Shaw fully understood the element of chance involved in procreation; the innumerable possibilities that come into play with the union of sperm and egg. The laws of nature that dictate those possibilities remain intact whether the conception is the result of normal sexual intercourse or reproductive intervention.


  1. How Safe Is The Donor Sperm Provided By Sperm Banks?
    While few states have laws at present governing the operation of sperm banks, the American Society for Reproductive Medicine and the American Association of Tissue Banks have established guidelines which most professional sperm banks follow. These guidelines require the rigorous screening of donors.

    So thorough is this screening process that a user of donor sperm from an accredited sperm bank probably knows more about her anonymous donor than any bride knows about the man she is about to marry. Or for that matter, more than many women know about their husbands even after ten years of marriage.

    Accredited sperm banks not only screen all donors for an array of genetic and sexually transmitted diseases, but freeze and quarantine all anonymous donor sperm for six months so they can retest the donor to make sure he tests negative for HIV, hepatitis and other sexually transmitted diseases (STD). Only when this testing reveals that the donor is free of these diseases is his frozen sperm released for use. Safety is the primary advantage of using a sperm bank.

  2. Are There Any Risks Involved In Being Artifically Inseminated With Frozen Sperm?
    Nothing in life is without risk. In this case, however, the potential risk is not in the use of thawed frozen sperm, but in the insemination process itself. Artificial insemination is an invasive procedure; therefore there is always the possibility of infection.

    There is also the normal risk of defects and complications associated with any pregnancy, particularly when the woman is over forty, as is the case with many of the women who choose artificial insemination.

    By the time a woman reaches her thirties, her reproductive system is already functioning less effectively. By thirty-five she is probably no longer ovulating with every cycle, making conception more difficult. Even if she does conceive, because her reproductive system is functioning less effectively, she has a greater chance of losing her baby in the first twelve weeks of pregnancy.

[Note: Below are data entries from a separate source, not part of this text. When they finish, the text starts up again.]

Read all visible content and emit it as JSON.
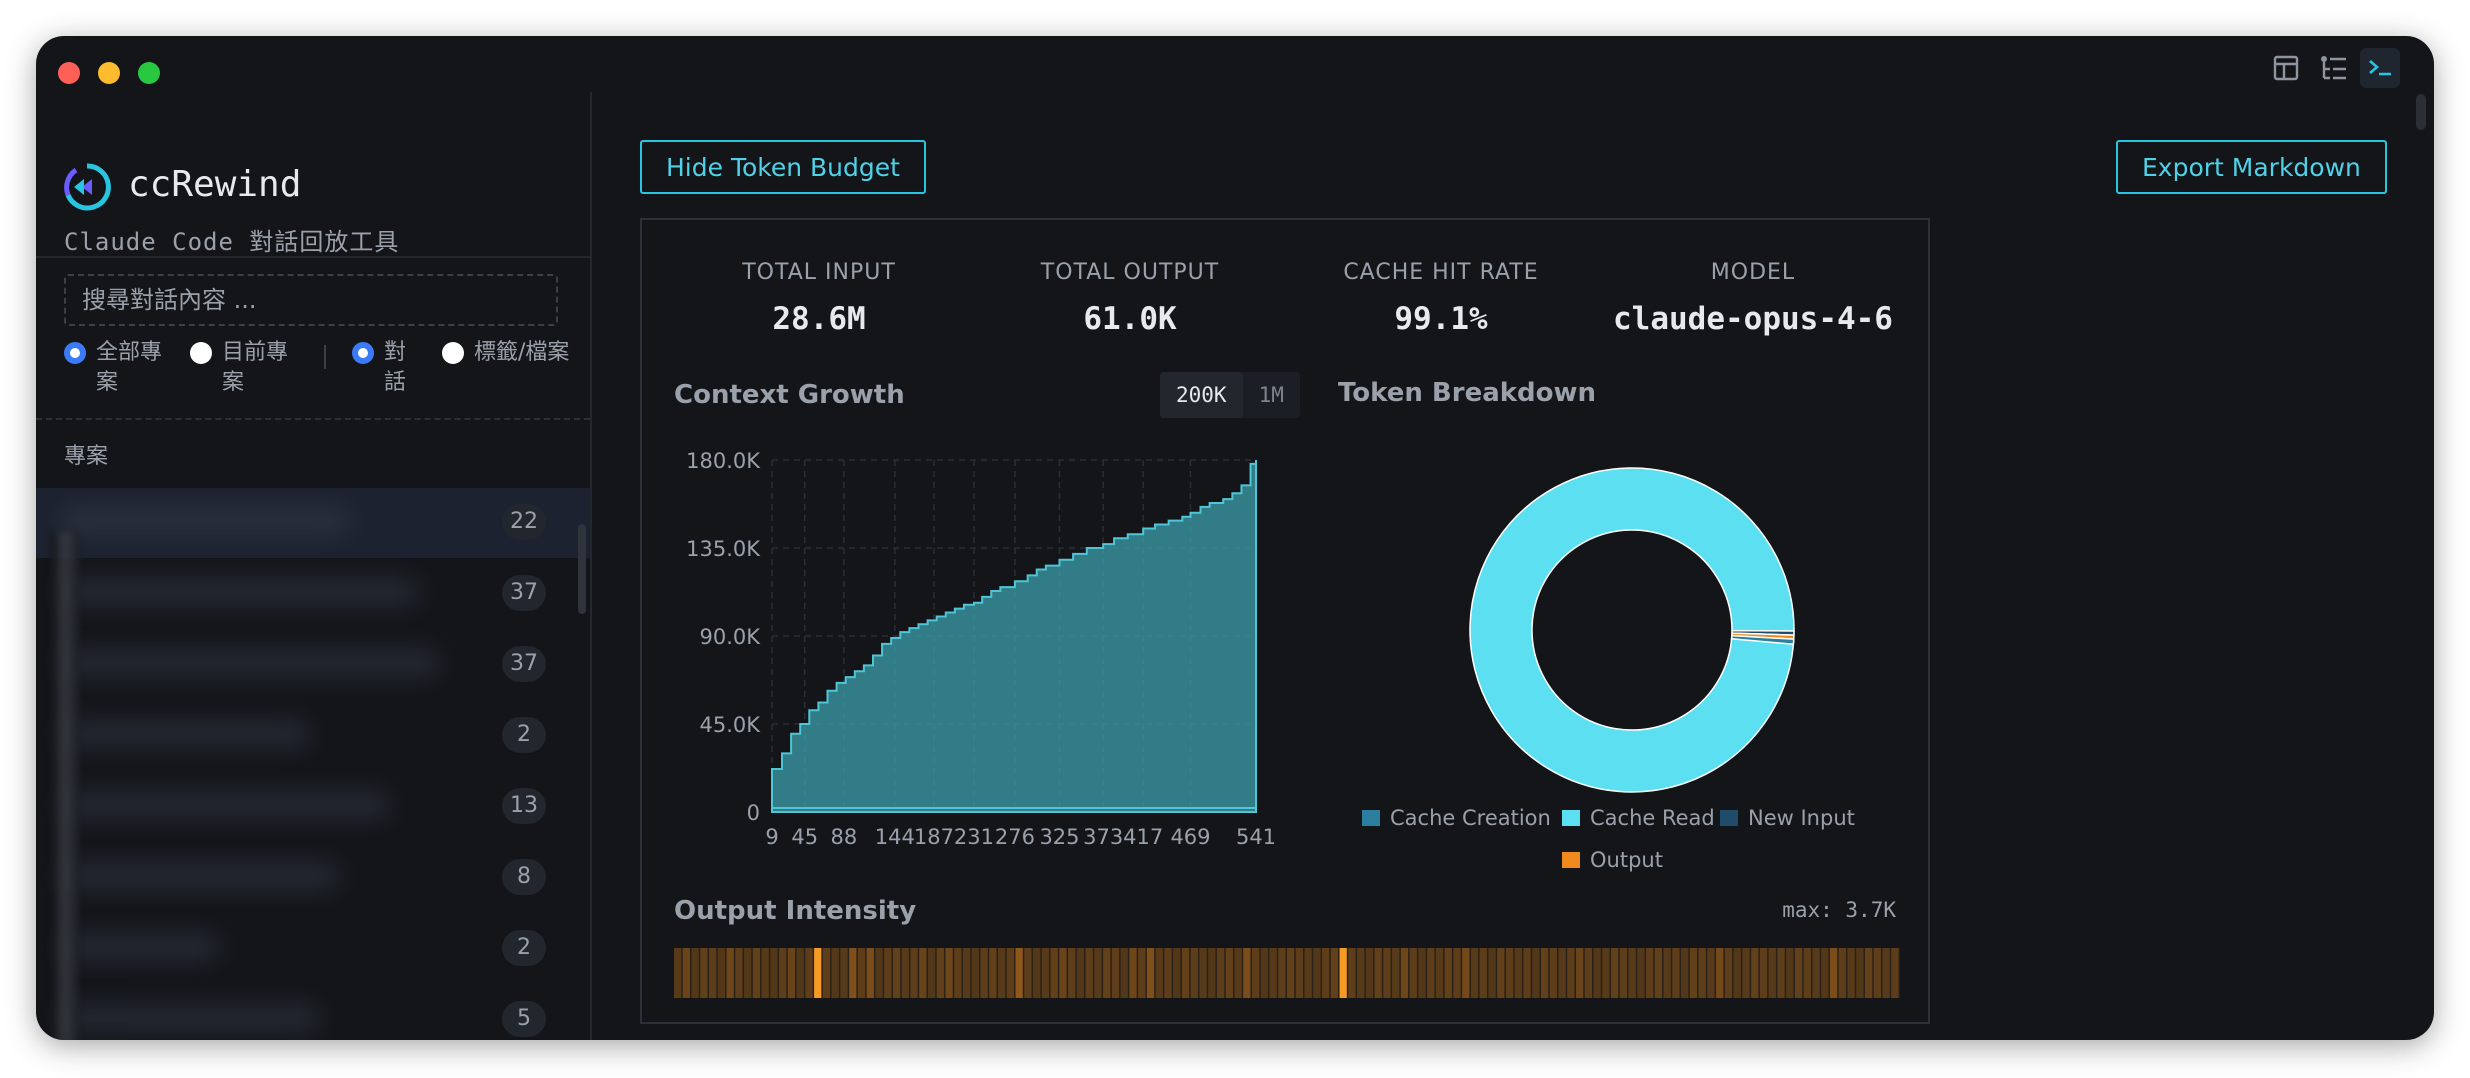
{
  "app": {
    "name": "ccRewind",
    "subtitle": "Claude Code 對話回放工具",
    "brand_color": "#29c5e0"
  },
  "titlebar": {
    "icons": [
      "panel-layout-icon",
      "tree-list-icon",
      "terminal-icon"
    ],
    "active_icon": "terminal-icon"
  },
  "sidebar": {
    "search_placeholder": "搜尋對話內容 ...",
    "scope_filters": [
      {
        "label": "全部專案",
        "checked": true
      },
      {
        "label": "目前專案",
        "checked": false
      }
    ],
    "type_filters": [
      {
        "label": "對話",
        "checked": true
      },
      {
        "label": "標籤/檔案",
        "checked": false
      }
    ],
    "section_label": "專案",
    "projects": [
      {
        "count": "22",
        "selected": true
      },
      {
        "count": "37",
        "selected": false
      },
      {
        "count": "37",
        "selected": false
      },
      {
        "count": "2",
        "selected": false
      },
      {
        "count": "13",
        "selected": false
      },
      {
        "count": "8",
        "selected": false
      },
      {
        "count": "2",
        "selected": false
      },
      {
        "count": "5",
        "selected": false
      }
    ]
  },
  "toolbar": {
    "hide_budget_label": "Hide Token Budget",
    "export_label": "Export Markdown"
  },
  "stats": [
    {
      "label": "TOTAL INPUT",
      "value": "28.6M"
    },
    {
      "label": "TOTAL OUTPUT",
      "value": "61.0K"
    },
    {
      "label": "CACHE HIT RATE",
      "value": "99.1%"
    },
    {
      "label": "MODEL",
      "value": "claude-opus-4-6"
    }
  ],
  "context_growth": {
    "title": "Context Growth",
    "toggle": [
      {
        "label": "200K",
        "active": true
      },
      {
        "label": "1M",
        "active": false
      }
    ]
  },
  "token_breakdown": {
    "title": "Token Breakdown"
  },
  "output_intensity": {
    "title": "Output Intensity",
    "max_label": "max: 3.7K"
  },
  "chart_data": [
    {
      "type": "area",
      "title": "Context Growth",
      "y_ticks": [
        "0",
        "45.0K",
        "90.0K",
        "135.0K",
        "180.0K"
      ],
      "x_ticks": [
        "9",
        "45",
        "88",
        "144",
        "187",
        "231",
        "276",
        "325",
        "373",
        "417",
        "469",
        "541"
      ],
      "ylim": [
        0,
        180000
      ],
      "grid": true,
      "color": "#3a9aa6",
      "series": [
        {
          "values": [
            {
              "x": 9,
              "y": 22000
            },
            {
              "x": 20,
              "y": 30000
            },
            {
              "x": 30,
              "y": 40000
            },
            {
              "x": 40,
              "y": 45000
            },
            {
              "x": 50,
              "y": 52000
            },
            {
              "x": 60,
              "y": 56000
            },
            {
              "x": 70,
              "y": 62000
            },
            {
              "x": 80,
              "y": 66000
            },
            {
              "x": 90,
              "y": 69000
            },
            {
              "x": 100,
              "y": 72000
            },
            {
              "x": 110,
              "y": 75000
            },
            {
              "x": 120,
              "y": 80000
            },
            {
              "x": 130,
              "y": 86000
            },
            {
              "x": 140,
              "y": 89000
            },
            {
              "x": 150,
              "y": 92000
            },
            {
              "x": 160,
              "y": 94000
            },
            {
              "x": 170,
              "y": 96000
            },
            {
              "x": 180,
              "y": 98000
            },
            {
              "x": 190,
              "y": 100000
            },
            {
              "x": 200,
              "y": 102000
            },
            {
              "x": 210,
              "y": 104000
            },
            {
              "x": 220,
              "y": 106000
            },
            {
              "x": 231,
              "y": 107000
            },
            {
              "x": 240,
              "y": 110000
            },
            {
              "x": 250,
              "y": 113000
            },
            {
              "x": 260,
              "y": 115000
            },
            {
              "x": 276,
              "y": 118000
            },
            {
              "x": 290,
              "y": 121000
            },
            {
              "x": 300,
              "y": 124000
            },
            {
              "x": 310,
              "y": 126000
            },
            {
              "x": 325,
              "y": 129000
            },
            {
              "x": 340,
              "y": 132000
            },
            {
              "x": 355,
              "y": 135000
            },
            {
              "x": 373,
              "y": 137000
            },
            {
              "x": 385,
              "y": 140000
            },
            {
              "x": 400,
              "y": 142000
            },
            {
              "x": 417,
              "y": 145000
            },
            {
              "x": 430,
              "y": 147000
            },
            {
              "x": 445,
              "y": 149000
            },
            {
              "x": 460,
              "y": 151000
            },
            {
              "x": 469,
              "y": 153000
            },
            {
              "x": 480,
              "y": 156000
            },
            {
              "x": 490,
              "y": 158000
            },
            {
              "x": 505,
              "y": 160000
            },
            {
              "x": 515,
              "y": 163000
            },
            {
              "x": 525,
              "y": 167000
            },
            {
              "x": 535,
              "y": 178000
            },
            {
              "x": 541,
              "y": 180000
            }
          ]
        }
      ]
    },
    {
      "type": "pie",
      "title": "Token Breakdown",
      "donut": true,
      "slices": [
        {
          "label": "Cache Creation",
          "value": 0.5,
          "color": "#2a7f9e"
        },
        {
          "label": "Cache Read",
          "value": 99.1,
          "color": "#5ddff2"
        },
        {
          "label": "New Input",
          "value": 0.2,
          "color": "#1e4c6a"
        },
        {
          "label": "Output",
          "value": 0.2,
          "color": "#f08a1c"
        }
      ],
      "legend_placement": "bottom"
    },
    {
      "type": "heatmap",
      "title": "Output Intensity",
      "max": "3.7K",
      "values": [
        0.25,
        0.4,
        0.2,
        0.35,
        0.3,
        0.2,
        0.45,
        0.3,
        0.2,
        0.35,
        0.25,
        0.2,
        0.3,
        0.4,
        0.2,
        0.3,
        0.9,
        0.3,
        0.2,
        0.25,
        0.6,
        0.3,
        0.55,
        0.2,
        0.3,
        0.35,
        0.25,
        0.3,
        0.4,
        0.2,
        0.35,
        0.45,
        0.3,
        0.25,
        0.2,
        0.3,
        0.35,
        0.25,
        0.3,
        0.75,
        0.3,
        0.2,
        0.25,
        0.35,
        0.4,
        0.3,
        0.2,
        0.3,
        0.25,
        0.35,
        0.3,
        0.2,
        0.45,
        0.3,
        0.6,
        0.25,
        0.3,
        0.2,
        0.35,
        0.3,
        0.25,
        0.2,
        0.3,
        0.35,
        0.25,
        0.55,
        0.3,
        0.2,
        0.25,
        0.3,
        0.35,
        0.3,
        0.25,
        0.2,
        0.3,
        0.35,
        1.0,
        0.3,
        0.25,
        0.2,
        0.35,
        0.3,
        0.25,
        0.45,
        0.3,
        0.2,
        0.3,
        0.25,
        0.35,
        0.3,
        0.5,
        0.25,
        0.3,
        0.2,
        0.35,
        0.3,
        0.25,
        0.3,
        0.2,
        0.35,
        0.3,
        0.25,
        0.3,
        0.4,
        0.3,
        0.2,
        0.25,
        0.35,
        0.3,
        0.25,
        0.2,
        0.3,
        0.35,
        0.25,
        0.3,
        0.2,
        0.35,
        0.3,
        0.25,
        0.5,
        0.3,
        0.2,
        0.25,
        0.35,
        0.3,
        0.25,
        0.3,
        0.2,
        0.35,
        0.3,
        0.25,
        0.2,
        0.55,
        0.3,
        0.25,
        0.2,
        0.35,
        0.3,
        0.25,
        0.3
      ]
    }
  ]
}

    Part of the problem is the nature of a woman's eggs. Unlike sperm, which is continually being produced, all the eggs a woman will ever have, some several million of them, are present in her body the day she is born.

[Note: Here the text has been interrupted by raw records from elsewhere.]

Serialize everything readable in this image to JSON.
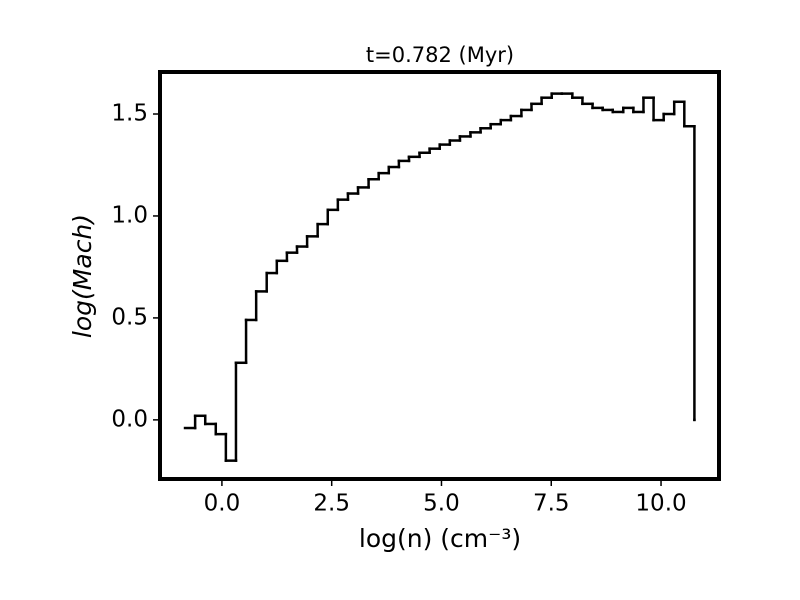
{
  "chart_data": {
    "type": "step",
    "title": "t=0.782 (Myr)",
    "x_label": "log(n) (cm⁻³)",
    "y_label": "log(Mach)",
    "color": "#000000",
    "x": [
      -0.84,
      -0.61,
      -0.38,
      -0.14,
      0.09,
      0.32,
      0.55,
      0.78,
      1.02,
      1.25,
      1.48,
      1.71,
      1.94,
      2.18,
      2.41,
      2.64,
      2.87,
      3.1,
      3.34,
      3.57,
      3.8,
      4.03,
      4.26,
      4.5,
      4.73,
      4.96,
      5.19,
      5.42,
      5.66,
      5.89,
      6.12,
      6.35,
      6.58,
      6.82,
      7.05,
      7.28,
      7.51,
      7.74,
      7.98,
      8.21,
      8.44,
      8.67,
      8.9,
      9.14,
      9.37,
      9.6,
      9.83,
      10.06,
      10.3,
      10.53,
      10.76
    ],
    "values": [
      -0.04,
      0.02,
      -0.02,
      -0.07,
      -0.2,
      0.28,
      0.49,
      0.63,
      0.72,
      0.78,
      0.82,
      0.85,
      0.9,
      0.96,
      1.03,
      1.08,
      1.11,
      1.14,
      1.18,
      1.21,
      1.24,
      1.27,
      1.29,
      1.31,
      1.33,
      1.35,
      1.37,
      1.39,
      1.41,
      1.43,
      1.45,
      1.47,
      1.49,
      1.52,
      1.55,
      1.58,
      1.6,
      1.6,
      1.58,
      1.55,
      1.53,
      1.52,
      1.51,
      1.53,
      1.51,
      1.58,
      1.47,
      1.5,
      1.56,
      1.44,
      0.0
    ],
    "xlim": [
      -1.41,
      11.32
    ],
    "ylim": [
      -0.29,
      1.706
    ],
    "xticks": [
      {
        "value": 0,
        "label": "0.0"
      },
      2.5,
      {
        "value": 5,
        "label": "5.0"
      },
      7.5,
      {
        "value": 10,
        "label": "10.0"
      }
    ],
    "yticks": [
      {
        "value": 0,
        "label": "0.0"
      },
      0.5,
      {
        "value": 1,
        "label": "1.0"
      },
      1.5
    ]
  }
}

    Throughout her reproductive life, between menarche, when she begins to menstruate, and menopause, when ovulation ceases, there is, in addition to the eggs she produces every month for fertilization, a natural loss of eggs with time. As the eggs in a woman's body age, there is also an increased chance they will develop abnormally if fertilized.

    If you are a woman over thirty planning to undergo artificial insemination, you should discuss these potential risks with your doctor.

  3. How Can I Be Sure I Am Getting The Correct Sperm?
    There have been reports in the newspaper in recent years of lawsuits alleging mix-ups in sperm specimens supplied by sperm banks. Since one man's sperm cannot be distinguished from another, even under the most powerful microscope, such a mix-up is not beyond possibility, either during processing or in the doctor's office during the administration of the insemination.

    However, well-run, professional cryobanks follow rigid labeling, processing and storage procedures that make such confusion unlikely. The best way to avoid this problem is to choose an experienced, efficiently operated professional sperm bank that adheres to the guidelines set up by the American Society for Reproductive Medicine.

    Sperm banks will, of course, never supplant the natural process for conceiving a child. But in combination with artificial insemination and other modern reproductive technologies, and by working along side reproductive care physicians, today they offer many couples and individuals who are unable to conceive naturally the possibility of experiencing pregnancy and the birth of their desired child.